UNE PRIME POUR LES ASSASSINS

 

 

   Une guerre ne se termine pas nécessairement par une victoire. Elle peut se terminer par la paix des braves. Mais quand elle se prolonge ad vitam aeternam, on est tenté de la conclure par d'autres moyens : le DDRR par exemple. Ce moyen, peut-il mettre fin au conflit centrafricain ? Il est temps que nous nous interrogeons sur le Désarmement, la Démobilisation, la Réinsertion et le Rapatriement des hordes qui écument la Centrafrique. À quoi sert le DDRR ?

 

1. LA CHARRUE AVANT LES BOEUFS

 

   Cette question ne se serait jamais posée si on avait indemnisé toutes les victimes des rebelles, si on avait rapatrié tous les exilés qu'ils ont poussé hors de la Centrafrique, et si on avait traduit en justice les principaux responsables de toutes ces rebellions. Elle se pose donc parce qu'on a inversé l'ordre des priorités, en commençant par exhiber des primes au yeux des belligérants, et en espérant ainsi les obliger à déposer les armes une fois pour toutes.

   Cette politique a un avantage : celui d'acheter la paix. Elle a un inconvénient : celui de récompenser le crime. Je répète que dans un pays normal, on se serait préoccupé du sort de toutes les victimes, de tous les rescapés et de tous les exilés avant de promettre le moindre centime aux criminels. On va m'objecter que la paix n'a pas de prix, que dans sa situation de pays sans armée ( les FACA sont en formation ), la Centrafrique n'a rien à opposer à la folie sanguinaire des groupes armés. Si le DDRR parvenait à arrêter l'effusion de sang, il aurait retiré une écharde du cœur du continent. C'est le souhait de tous les Centrafricains. Mais je ne souscrirai à cette objection que le jour où on m'aura démontré que les rebelles, qui nous ont jusqu'ici habitués à des palinodies, vont cette fois-ci respecter leur parole.

   Les mercenaires qui ont aidé Bozizé à perpétrer son coup d'État avaient été indemnisés. Cela ne les a pas empêchés de revenir le renverser.

   À quoi sert le DDRR ? Et d'abord, qui va désarmer les groupes armés ?

 

2. ENTRE FUMISTERIE ET POKER MENTEUR

 

  Qui va désarmer les rebelles endurcis par des années de rébellion ? Pour le moment, je ne vois personne. Les Français de l'opération Sangaris pouvaient le faire, avec le concours de la MINUSCA. Mais M. Hollande en avait décidé autrement. Il craignait probablement un enlisement en Centrafrique, alors qu'il pensait, à ce moment là, se représenter à la présidentielle, avant que des sondages catastrophiques ne l'eussent contraint à baisser pavillon.
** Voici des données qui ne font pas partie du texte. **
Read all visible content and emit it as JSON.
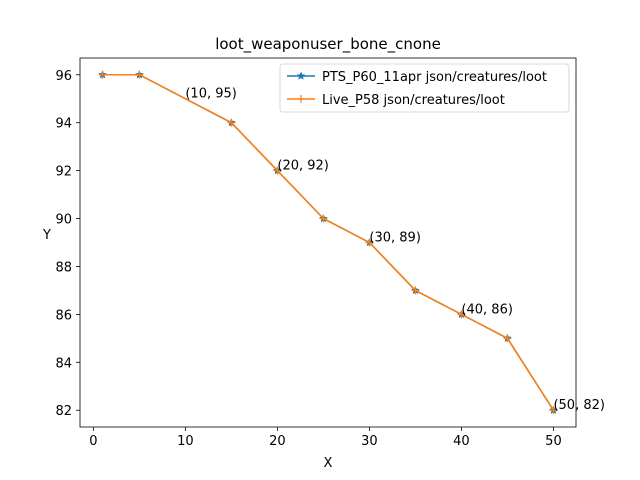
{
  "chart_data": {
    "type": "line",
    "title": "loot_weaponuser_bone_cnone",
    "xlabel": "X",
    "ylabel": "Y",
    "xlim": [
      -1.45,
      52.45
    ],
    "ylim": [
      81.3,
      96.7
    ],
    "xticks": [
      0,
      10,
      20,
      30,
      40,
      50
    ],
    "yticks": [
      82,
      84,
      86,
      88,
      90,
      92,
      94,
      96
    ],
    "grid": false,
    "legend_position": "top-right",
    "x": [
      1,
      5,
      15,
      20,
      25,
      30,
      35,
      40,
      45,
      50
    ],
    "series": [
      {
        "name": "PTS_P60_11apr json/creatures/loot",
        "color": "#1f77b4",
        "marker": "star",
        "values": [
          96,
          96,
          94,
          92,
          90,
          89,
          87,
          86,
          85,
          82
        ]
      },
      {
        "name": "Live_P58 json/creatures/loot",
        "color": "#ff7f0e",
        "marker": "plus",
        "values": [
          96,
          96,
          94,
          92,
          90,
          89,
          87,
          86,
          85,
          82
        ]
      }
    ],
    "annotations": [
      {
        "x": 10,
        "y": 95,
        "text": "(10, 95)"
      },
      {
        "x": 20,
        "y": 92,
        "text": "(20, 92)"
      },
      {
        "x": 30,
        "y": 89,
        "text": "(30, 89)"
      },
      {
        "x": 40,
        "y": 86,
        "text": "(40, 86)"
      },
      {
        "x": 50,
        "y": 82,
        "text": "(50, 82)"
      }
    ]
  }
}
   Si donc pour le moment personne ne peut désarmer les rebelles, à quoi sert le premier D de DDRR, le plus important des deux D ? La réponse est simple : il ne sert à rien. C'est une coquille vide. A quoi sert le dernier R de DDRR, le plus important des deux R ? La réponse est simple : il ne sert à rien. C'est une coquille vide. Il n'y a ni Désarmement ni Rapatriement à l'horizon ; ou alors ils se feront contre espèces sonnantes et trébuchantes, sans garantie aucune de paix véritable. Parce que les rébellions en Centrafrique sont devenues, je l'ai déjà dit, un fonds de commerce. Et c'est pour cette raison que les hors-la-loi affluent de partout, et probablement aussi pour le traitement qui leur est réservé : ils sont souvent caressés dans le sens du poil.

   Samba Panza au pouvoir savait que ses jours étaient comptés, qu'elle ne parviendrait pas à réduire les rébellions et par conséquent à sécuriser le pays. Elle n'avait pas d'armée. Elle n'avait pas de milice. Et pour lui compliquer la situation (vous voyez que je la défends maintenant), et pour lui compliquer la situation donc, la Sangaris et les troupes onusiennes venues lui prêter main-forte s'étaient transformées en forces d'interposition, qui ne s'interposaient qu'après coup : les exemples sont légion : chacun choisira celui qu'il connaît.

   La paix s'étant échappée, la paix s'étant métamorphosée en bêtes féroces, il ne restait, pour tenter de la reconquérir, que le DDRR entre les mains de Samba Panza. Autant dire rien. Mais ce rien lui permettait de jouer la montre, de parlementer et de donner l'illusion d'œuvrer pour la paix.

   Avec les dirigeants actuels, le DDRR est entré dans sa phase expérimentale. Quelques rebelles ont déposé les armes en échange d'aide pécuniaire et matérielle. Dans le même temps, le plus puissant des chefs rebelles s'est retiré du processus. Ceux qui y croient encore font semblant, puisqu'ils continuent de s'armer et de massacrer les populations civiles.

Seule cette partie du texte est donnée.